Updated: May 16, 2023


Coins in a jar

The most common source of misrepresentation claims by franchisees are the financial statements, or projections, showing how much money the franchisor is claiming can be made. These forecasts usually cover the first three years.


From these a prospective franchisee can see when a new franchised branch will break even and how soon it will become profitable. Also, the amount of free cash that will be available to provide a satisfactory level of income. Clearly these issues are vitally important when deciding which franchise to choose. At this point the prospective franchisee needs to be able to rely on the truthfulness of the franchisor and the accuracy of the figures.


As a result, the British Franchise Association’s ‘code of ethics’ states:-


‘Any recruitment, advertising and publicity material, containing direct or indirect references to future possible results, figures or earnings to be expected by individual franchisees, shall be objective and shall not be misleading.’


So far, so good. But the code also states:-


‘The prospective franchisee is responsible for carefully analysing the information material to the franchise relationship, including choosing to take appropriate professional advice, before signing the franchise agreement.’

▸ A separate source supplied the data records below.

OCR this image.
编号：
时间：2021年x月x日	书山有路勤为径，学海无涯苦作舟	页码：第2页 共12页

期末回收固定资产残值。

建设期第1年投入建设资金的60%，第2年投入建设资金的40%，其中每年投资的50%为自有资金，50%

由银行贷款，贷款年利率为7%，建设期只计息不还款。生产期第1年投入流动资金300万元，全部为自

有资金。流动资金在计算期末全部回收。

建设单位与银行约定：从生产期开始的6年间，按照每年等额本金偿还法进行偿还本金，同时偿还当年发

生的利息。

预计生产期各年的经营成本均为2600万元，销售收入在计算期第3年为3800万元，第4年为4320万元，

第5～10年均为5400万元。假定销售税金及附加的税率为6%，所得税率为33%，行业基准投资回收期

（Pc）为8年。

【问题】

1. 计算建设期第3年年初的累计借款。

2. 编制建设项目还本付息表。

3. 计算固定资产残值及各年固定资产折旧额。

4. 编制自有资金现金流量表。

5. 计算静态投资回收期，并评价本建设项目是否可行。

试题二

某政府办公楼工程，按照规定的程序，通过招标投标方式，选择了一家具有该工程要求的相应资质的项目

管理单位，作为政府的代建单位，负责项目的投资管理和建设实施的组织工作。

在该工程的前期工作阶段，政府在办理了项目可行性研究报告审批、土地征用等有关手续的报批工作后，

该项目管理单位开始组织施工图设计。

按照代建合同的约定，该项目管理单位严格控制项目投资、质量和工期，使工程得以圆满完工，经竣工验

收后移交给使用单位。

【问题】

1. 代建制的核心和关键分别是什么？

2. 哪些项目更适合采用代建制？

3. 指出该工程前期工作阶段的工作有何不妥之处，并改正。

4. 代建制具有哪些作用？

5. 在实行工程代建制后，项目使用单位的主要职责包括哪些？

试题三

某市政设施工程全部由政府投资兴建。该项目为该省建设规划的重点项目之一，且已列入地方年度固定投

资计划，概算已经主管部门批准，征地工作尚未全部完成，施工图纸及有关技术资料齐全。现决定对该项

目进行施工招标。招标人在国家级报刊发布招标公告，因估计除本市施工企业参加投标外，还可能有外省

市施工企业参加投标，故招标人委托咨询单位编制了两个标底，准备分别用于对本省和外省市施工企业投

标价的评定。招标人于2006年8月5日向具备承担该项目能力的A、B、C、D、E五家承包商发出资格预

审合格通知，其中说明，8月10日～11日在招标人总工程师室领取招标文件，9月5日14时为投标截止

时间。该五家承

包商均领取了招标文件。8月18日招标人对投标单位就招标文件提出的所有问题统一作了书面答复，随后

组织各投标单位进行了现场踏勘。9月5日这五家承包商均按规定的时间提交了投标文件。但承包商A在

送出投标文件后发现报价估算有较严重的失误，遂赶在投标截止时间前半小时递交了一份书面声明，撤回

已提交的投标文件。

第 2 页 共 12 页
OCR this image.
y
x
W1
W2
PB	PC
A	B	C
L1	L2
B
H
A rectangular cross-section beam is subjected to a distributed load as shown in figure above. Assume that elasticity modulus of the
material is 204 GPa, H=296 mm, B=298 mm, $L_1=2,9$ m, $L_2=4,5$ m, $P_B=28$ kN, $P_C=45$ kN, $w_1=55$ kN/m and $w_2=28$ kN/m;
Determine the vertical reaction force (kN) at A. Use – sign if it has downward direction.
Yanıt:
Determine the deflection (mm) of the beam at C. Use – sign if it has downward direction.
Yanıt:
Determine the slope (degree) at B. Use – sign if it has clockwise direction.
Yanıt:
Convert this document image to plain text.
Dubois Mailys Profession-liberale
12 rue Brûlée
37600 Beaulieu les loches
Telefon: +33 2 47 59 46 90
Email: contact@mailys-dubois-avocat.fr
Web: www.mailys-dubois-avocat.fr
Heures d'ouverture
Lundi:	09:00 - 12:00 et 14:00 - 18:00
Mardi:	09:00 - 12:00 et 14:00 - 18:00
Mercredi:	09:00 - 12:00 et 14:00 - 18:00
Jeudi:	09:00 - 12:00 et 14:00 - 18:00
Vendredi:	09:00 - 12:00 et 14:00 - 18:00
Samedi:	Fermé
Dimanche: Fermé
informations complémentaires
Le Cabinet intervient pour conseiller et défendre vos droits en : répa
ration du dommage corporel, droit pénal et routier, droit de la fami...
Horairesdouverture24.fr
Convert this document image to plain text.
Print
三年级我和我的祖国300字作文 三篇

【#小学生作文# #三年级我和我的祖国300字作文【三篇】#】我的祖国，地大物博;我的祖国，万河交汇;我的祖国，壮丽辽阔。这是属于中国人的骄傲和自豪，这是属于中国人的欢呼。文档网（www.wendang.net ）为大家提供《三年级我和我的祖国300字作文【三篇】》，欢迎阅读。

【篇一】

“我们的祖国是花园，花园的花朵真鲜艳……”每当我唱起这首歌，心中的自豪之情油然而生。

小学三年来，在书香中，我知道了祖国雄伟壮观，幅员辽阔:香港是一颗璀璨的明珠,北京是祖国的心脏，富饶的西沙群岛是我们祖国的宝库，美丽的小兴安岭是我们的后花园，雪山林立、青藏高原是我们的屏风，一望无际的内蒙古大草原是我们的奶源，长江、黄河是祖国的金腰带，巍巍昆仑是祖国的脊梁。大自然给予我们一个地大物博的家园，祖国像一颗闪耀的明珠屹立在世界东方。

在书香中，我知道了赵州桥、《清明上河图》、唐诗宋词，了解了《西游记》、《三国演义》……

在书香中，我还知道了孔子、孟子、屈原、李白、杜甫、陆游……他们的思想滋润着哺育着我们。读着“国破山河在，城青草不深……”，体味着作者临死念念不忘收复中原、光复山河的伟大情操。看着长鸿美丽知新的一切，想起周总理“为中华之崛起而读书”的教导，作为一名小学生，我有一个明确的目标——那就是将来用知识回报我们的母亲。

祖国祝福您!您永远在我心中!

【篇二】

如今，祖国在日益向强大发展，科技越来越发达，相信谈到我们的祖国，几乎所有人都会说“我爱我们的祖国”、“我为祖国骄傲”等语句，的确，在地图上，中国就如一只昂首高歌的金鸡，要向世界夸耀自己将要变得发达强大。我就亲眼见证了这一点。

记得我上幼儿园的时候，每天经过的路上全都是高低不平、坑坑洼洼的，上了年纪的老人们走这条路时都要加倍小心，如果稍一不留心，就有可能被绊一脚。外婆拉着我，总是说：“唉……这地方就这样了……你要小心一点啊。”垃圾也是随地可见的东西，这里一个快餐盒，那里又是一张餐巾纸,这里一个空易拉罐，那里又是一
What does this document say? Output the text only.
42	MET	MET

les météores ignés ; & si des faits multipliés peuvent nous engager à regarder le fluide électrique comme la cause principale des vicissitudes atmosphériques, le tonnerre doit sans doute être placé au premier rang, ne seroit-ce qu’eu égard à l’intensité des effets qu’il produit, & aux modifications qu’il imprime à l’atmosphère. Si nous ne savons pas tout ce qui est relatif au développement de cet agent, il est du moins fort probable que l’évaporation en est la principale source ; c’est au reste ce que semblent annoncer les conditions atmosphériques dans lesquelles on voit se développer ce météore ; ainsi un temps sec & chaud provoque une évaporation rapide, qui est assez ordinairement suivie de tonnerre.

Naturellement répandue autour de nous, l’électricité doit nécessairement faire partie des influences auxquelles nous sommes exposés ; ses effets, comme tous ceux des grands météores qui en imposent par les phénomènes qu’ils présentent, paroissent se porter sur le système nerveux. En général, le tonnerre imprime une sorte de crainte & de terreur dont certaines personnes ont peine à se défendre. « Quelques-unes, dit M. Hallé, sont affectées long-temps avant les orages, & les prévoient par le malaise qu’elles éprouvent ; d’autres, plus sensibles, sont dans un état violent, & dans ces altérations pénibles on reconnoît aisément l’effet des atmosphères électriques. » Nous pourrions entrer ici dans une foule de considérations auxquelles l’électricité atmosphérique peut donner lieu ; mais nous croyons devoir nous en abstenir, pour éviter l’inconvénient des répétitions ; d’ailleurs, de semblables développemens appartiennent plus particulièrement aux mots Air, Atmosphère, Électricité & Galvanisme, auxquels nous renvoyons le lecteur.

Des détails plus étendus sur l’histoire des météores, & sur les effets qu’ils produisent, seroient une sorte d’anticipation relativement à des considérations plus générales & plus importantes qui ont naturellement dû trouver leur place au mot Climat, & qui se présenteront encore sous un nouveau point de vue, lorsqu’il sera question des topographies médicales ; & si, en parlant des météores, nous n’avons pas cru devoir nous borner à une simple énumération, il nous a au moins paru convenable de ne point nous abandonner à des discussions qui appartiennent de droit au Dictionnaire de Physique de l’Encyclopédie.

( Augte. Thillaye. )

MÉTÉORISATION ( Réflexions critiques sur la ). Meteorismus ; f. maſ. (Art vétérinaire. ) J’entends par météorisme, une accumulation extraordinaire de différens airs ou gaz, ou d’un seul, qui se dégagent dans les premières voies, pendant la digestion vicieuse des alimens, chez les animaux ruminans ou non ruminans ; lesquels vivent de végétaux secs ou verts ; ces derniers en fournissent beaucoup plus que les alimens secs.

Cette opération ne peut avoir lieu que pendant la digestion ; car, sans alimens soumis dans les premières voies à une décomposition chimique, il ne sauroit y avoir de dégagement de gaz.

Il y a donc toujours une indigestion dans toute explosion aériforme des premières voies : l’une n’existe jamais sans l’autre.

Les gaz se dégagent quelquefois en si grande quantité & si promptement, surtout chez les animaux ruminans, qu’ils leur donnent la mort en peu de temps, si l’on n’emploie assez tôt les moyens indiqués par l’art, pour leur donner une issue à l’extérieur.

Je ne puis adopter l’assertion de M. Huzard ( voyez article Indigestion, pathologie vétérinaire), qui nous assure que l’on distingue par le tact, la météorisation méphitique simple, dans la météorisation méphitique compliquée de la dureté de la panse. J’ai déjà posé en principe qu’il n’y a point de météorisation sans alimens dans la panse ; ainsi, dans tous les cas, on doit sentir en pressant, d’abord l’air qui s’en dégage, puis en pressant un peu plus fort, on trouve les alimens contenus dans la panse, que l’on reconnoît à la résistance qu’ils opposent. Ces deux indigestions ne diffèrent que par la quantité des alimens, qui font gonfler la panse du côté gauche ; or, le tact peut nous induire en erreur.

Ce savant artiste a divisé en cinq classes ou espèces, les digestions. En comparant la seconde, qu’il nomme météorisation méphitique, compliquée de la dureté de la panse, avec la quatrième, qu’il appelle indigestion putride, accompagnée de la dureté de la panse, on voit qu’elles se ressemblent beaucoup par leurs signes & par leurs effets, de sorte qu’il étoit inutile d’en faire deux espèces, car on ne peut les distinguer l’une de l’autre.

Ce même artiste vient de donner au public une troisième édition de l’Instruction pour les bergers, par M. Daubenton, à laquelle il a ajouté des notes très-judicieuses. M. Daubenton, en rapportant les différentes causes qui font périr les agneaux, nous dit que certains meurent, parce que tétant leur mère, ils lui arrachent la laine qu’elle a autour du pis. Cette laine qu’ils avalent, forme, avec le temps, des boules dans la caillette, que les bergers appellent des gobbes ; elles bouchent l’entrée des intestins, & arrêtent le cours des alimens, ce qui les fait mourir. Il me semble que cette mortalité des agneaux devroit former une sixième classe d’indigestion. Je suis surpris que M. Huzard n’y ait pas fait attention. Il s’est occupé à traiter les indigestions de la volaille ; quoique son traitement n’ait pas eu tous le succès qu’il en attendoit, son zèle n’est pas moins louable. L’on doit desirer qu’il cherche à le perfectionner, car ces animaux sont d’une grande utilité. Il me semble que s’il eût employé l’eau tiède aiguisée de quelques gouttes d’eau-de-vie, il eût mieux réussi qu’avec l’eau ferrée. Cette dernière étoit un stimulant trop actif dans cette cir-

Analysing franchise financials

How? one may well ask, can a prospective franchisee ‘carefully analyse’ the franchisor’s projections? How can a professional, presumably an accountant in the case of financial information, comment on the forecast level of monthly sales? The answer to both questions is, quite obviously, they can’t. The prospective franchisee can ask how the projections were calculated but they have no way of checking the accuracy of the data on which they were based. Similarly, the only thing on which an accountant can advise is the format of the forecasts such as the sales, cost of sales, expenses etc. Other than that, all they can check is the arithmetic.


To make this situation more difficult for a prospective franchisee is the fact that almost all franchisors add a disclaimer at the end of the projections. A typical wording might be:-


‘These figures are for illustrative purposes only and are not a guarantee of future profits. Achievement of these figures is dependent on the franchisee territory, the efforts of the franchisee and adherence to the franchise model and practices’


To muddy the water even more most franchise agreements contain a disclaimer clause. A typical wording for that might be:-


‘No employee or agent of ours (the franchisor’s) is authorised to make any representation or warranty not contained in this agreement or the manual (the operations manual) and you have not relied on any such oral or written representations or statements about xxx (the franchisor) the prospects for the same, turnover, profitability or any other matter unless such representations or statements are annexed to this agreement and signed by the parties.’


All these warnings and disclaimers only exist because, as stated previously, the financial projections are one of the most likely area of misrepresentation. In which case, how can a prospective franchisee protect themselves? How can the victim of a franchisor who has exaggerated the earnings win a legal claim? Or, of course, how can a franchisor avoid a claim for misrepresentation relating to the projections?


A prospective franchisee can keep records, with dates and times, of what they have been told verbally by the franchisor. They can also keep emails and, of course, the projections. If it is an established franchise, the accuracy can be checked with existing franchisees. They can even ask for the projections to be added to the franchise agreement as an addendum. (as suggested in the franchise agreement). The franchisor is unlikely to be willing to agree to this but if not, why not. The prospect should also ask the franchisor to explain what the projections are based on. Are they the average of all the existing franchisees in their first three years? There are some practical difficulties with this because if the franchise has been established for long time, inflation and changing products and services may have made historical sales turnover levels irrelevant. That could work both ways if profit margins have been eroded by increasing competition. More relevant would be to ask the franchisor to provide an average of all the franchisees who have started in the last three or four years. Do their territories have similar demographics to the one under consideration? All these factors need to be considered and notes made of the decision-making process. The prospective franchisee should let the franchisor know that this is being done. A genuine franchisor with nothing to hide will be happy to assist.


The situation is more difficult for an existing franchisee who finds that they are not achieving the projected levels of sales or profitability and suspects that they are the victim of misrepresentation. They are faced with the seemingly daunting task of holding the franchisor accountable for issuing false projections. Thankfully, in spite of all the disclaimers, it is by no means impossible. A good starting point is to send an email to the franchisor asking for an explanation of why the actual results have not matched the projections. Also, for the basis on which they were prepared. How long the same projections have been in use and by how much they have changed over time.


The response from the franchisor may easily contain something that will be useful when constructing a misrepresentation claim. This is particularly the case with inexperienced franchisors who, until a claim is formalised and in the interests of saving costs, usually reply directly rather than through their solicitor.


As far as the basis of the projections is concerned, as always, the devil is in the detail. If the franchisor claims that the calculations have been based on the average performance of the existing franchisees, does it include the zero contribution to the calculation by any that have failed and ceased trading? This is often overlooked but it is highly relevant.


Franchisors should be very careful when preparing their forecasts. They should keep records of how the process was conducted and the base numbers involved. Regular updates should be made to keep the figures relevant to current trading conditions. Where necessary this may have to be cross-referenced to the operations manual. Above all it is vital that the figures are accurate.


The underlying takeaway for both franchisees and franchisors is; the financial projections are vitally important. They need to be accurate and easy to understand. To avoid problems, it is sensible to go through them in detail before entering into a franchise agreement.